Trin swore under her breath and glared accusingly at her captain.
He worked for several more minutes, then poked up again. Trin had left the balcony, but Tritch still stood there.
“Still good for a couple of bottles of Trillian?” he asked her.
“If you don’t get us killed,” she answered grimly.
He floated away from the cylinders and pushed the diagnostic machines toward the hatchway. “Good! Because I think I’ve found her.”
15.
Hari’s legs hurt from standing so long. Klayus had finally stopped describing his beast statues and gone off, and Hari had found a divan and sat gingerly, blowing out his breath.
Here was his chance to see just how far things had gone to ruin, and how much further the Empire had to decay.
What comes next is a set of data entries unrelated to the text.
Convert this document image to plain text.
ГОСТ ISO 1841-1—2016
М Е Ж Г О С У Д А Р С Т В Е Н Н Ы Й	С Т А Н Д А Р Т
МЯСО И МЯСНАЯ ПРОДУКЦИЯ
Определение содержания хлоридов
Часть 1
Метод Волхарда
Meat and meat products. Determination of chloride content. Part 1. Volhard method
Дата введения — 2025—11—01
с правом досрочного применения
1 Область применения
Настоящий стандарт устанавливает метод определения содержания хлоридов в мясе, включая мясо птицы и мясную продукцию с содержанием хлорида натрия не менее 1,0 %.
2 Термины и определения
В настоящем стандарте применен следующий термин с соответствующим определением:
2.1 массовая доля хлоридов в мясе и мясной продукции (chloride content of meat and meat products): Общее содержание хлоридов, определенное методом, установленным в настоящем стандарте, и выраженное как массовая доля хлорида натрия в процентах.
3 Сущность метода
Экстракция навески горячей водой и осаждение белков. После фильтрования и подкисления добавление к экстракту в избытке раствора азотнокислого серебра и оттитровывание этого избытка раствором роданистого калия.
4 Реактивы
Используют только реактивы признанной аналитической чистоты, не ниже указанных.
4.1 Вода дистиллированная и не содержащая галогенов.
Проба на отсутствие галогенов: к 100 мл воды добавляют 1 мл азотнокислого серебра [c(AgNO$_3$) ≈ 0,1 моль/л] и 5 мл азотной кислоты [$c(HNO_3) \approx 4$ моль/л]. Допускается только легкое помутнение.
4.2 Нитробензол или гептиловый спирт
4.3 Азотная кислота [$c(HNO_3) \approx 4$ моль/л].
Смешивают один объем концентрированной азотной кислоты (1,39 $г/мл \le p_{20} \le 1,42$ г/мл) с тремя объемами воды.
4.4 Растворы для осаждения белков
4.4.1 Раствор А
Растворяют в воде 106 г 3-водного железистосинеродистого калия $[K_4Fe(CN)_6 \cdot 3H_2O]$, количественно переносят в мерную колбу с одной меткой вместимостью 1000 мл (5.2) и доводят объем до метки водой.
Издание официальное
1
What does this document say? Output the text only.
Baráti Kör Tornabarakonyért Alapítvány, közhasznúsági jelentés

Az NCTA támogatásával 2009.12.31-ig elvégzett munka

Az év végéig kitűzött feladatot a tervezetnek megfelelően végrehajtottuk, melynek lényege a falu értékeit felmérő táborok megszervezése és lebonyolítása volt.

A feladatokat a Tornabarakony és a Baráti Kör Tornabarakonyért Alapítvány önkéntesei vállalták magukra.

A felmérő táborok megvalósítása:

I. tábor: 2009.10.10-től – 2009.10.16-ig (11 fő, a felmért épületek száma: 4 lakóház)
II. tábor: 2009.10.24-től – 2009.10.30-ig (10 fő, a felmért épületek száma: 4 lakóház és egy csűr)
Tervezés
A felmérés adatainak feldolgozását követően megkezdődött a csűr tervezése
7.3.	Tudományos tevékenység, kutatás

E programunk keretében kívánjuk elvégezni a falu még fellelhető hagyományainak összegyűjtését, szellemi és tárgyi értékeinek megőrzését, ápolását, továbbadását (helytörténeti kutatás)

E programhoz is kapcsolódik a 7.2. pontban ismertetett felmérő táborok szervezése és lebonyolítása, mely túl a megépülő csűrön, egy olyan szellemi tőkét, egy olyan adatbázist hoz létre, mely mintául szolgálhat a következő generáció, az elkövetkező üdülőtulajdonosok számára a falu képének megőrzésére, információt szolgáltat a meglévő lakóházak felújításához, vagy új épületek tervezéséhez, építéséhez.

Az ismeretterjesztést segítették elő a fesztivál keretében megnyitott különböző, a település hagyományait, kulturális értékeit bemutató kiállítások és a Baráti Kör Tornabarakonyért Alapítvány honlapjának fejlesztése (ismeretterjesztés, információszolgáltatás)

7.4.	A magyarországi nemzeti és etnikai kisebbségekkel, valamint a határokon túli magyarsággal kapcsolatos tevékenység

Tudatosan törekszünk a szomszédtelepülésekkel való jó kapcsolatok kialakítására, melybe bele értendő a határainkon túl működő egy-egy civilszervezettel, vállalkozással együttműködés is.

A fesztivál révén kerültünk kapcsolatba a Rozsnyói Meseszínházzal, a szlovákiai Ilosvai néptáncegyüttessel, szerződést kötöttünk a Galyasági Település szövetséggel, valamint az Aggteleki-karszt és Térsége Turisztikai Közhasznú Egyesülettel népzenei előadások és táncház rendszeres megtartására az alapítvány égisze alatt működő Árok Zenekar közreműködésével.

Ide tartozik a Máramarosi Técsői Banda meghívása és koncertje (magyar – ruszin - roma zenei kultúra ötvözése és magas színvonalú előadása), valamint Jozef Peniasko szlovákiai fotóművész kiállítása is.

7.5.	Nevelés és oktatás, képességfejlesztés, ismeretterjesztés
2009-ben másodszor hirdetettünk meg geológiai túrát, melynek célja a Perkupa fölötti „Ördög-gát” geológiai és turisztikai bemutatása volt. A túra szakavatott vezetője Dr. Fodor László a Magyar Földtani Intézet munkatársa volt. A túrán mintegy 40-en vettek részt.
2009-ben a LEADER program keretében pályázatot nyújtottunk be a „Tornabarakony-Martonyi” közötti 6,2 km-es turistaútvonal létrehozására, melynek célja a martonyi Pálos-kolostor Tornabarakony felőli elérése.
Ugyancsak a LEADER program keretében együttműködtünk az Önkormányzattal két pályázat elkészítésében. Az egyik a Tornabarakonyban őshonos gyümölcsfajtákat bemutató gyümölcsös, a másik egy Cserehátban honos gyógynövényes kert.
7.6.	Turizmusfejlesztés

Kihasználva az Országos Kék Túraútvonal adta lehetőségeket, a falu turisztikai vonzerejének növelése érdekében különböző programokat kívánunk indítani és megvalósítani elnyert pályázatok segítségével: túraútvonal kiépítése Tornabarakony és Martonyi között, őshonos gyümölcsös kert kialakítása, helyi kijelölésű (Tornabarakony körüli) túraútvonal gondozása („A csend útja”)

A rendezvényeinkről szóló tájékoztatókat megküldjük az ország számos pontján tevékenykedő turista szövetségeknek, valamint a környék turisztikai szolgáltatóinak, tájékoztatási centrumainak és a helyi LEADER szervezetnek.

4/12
He didn’t relish the opportunity, but he had long since learned that the best way to get along in life was to find multiple uses for unpleasant experiences. He longed to get back to his Prime Radiant and lose himself in the equations. People! So many tiny and yet possibly disastrous disruptions, like being chewed by hungry insects…
Hari turned toward the still-open hatchway and tried to see the crawling insects, but the projectors had turned off at Klayus’s exit. When he turned back, a small Lavrentian servant, a young male, stood beside him.
“The Emperor says I shall make you comfortable before your business engagement,” the servant said, smiling pleasantly, his round, smooth face like a small lamp in the gloom of the statue room. “Are you hungry? There’s to be an elaborate dinner later this evening, but you should probably eat something now, something light and delicious…Shall I prepare something for you?”
“Yes, please,” Hari said. He had eaten Palace food often enough not to turn down a chance to have more, and to eat in semiprivacy was a luxury he had not hoped for. “My muscles ache, too. Could I have a masseur sent in?”
“Certainly!” The Lavrentian smiled broadly. “My name is Koas. I am assigned to you for your stay. You’ve been here before, haven’t you?”
“Yes, the last time in the reign of Agis XIV,” Hari said.
“I was here then!” Koas said. “Perhaps I or my parents served you.”
“Perhaps,” Hari said. “I remember being very well treated, and I’m afraid parts of this evening are not going to be pleasant. I’m sure you’ll relax me and prepare me for the work to be done?”
“Our pleasure,” Koas said, and bowed fluidly. “What shall I prepare for you, or do you require a menu? We will, of course, use only the finest offworld and Mycogenian ingredients.”
“Farad Sinter is a connoisseur of Mycogenian delicacies, is he not?” Hari asked.
“Oh, no, sir,” Koas said, lips turned down. “He is fond of much simpler fare.” Koas did not seem to approve of this.
Then he’s in Mycogen to force a little information out of them, Hari thought. Their myths about robots. The man may very well be obsessed!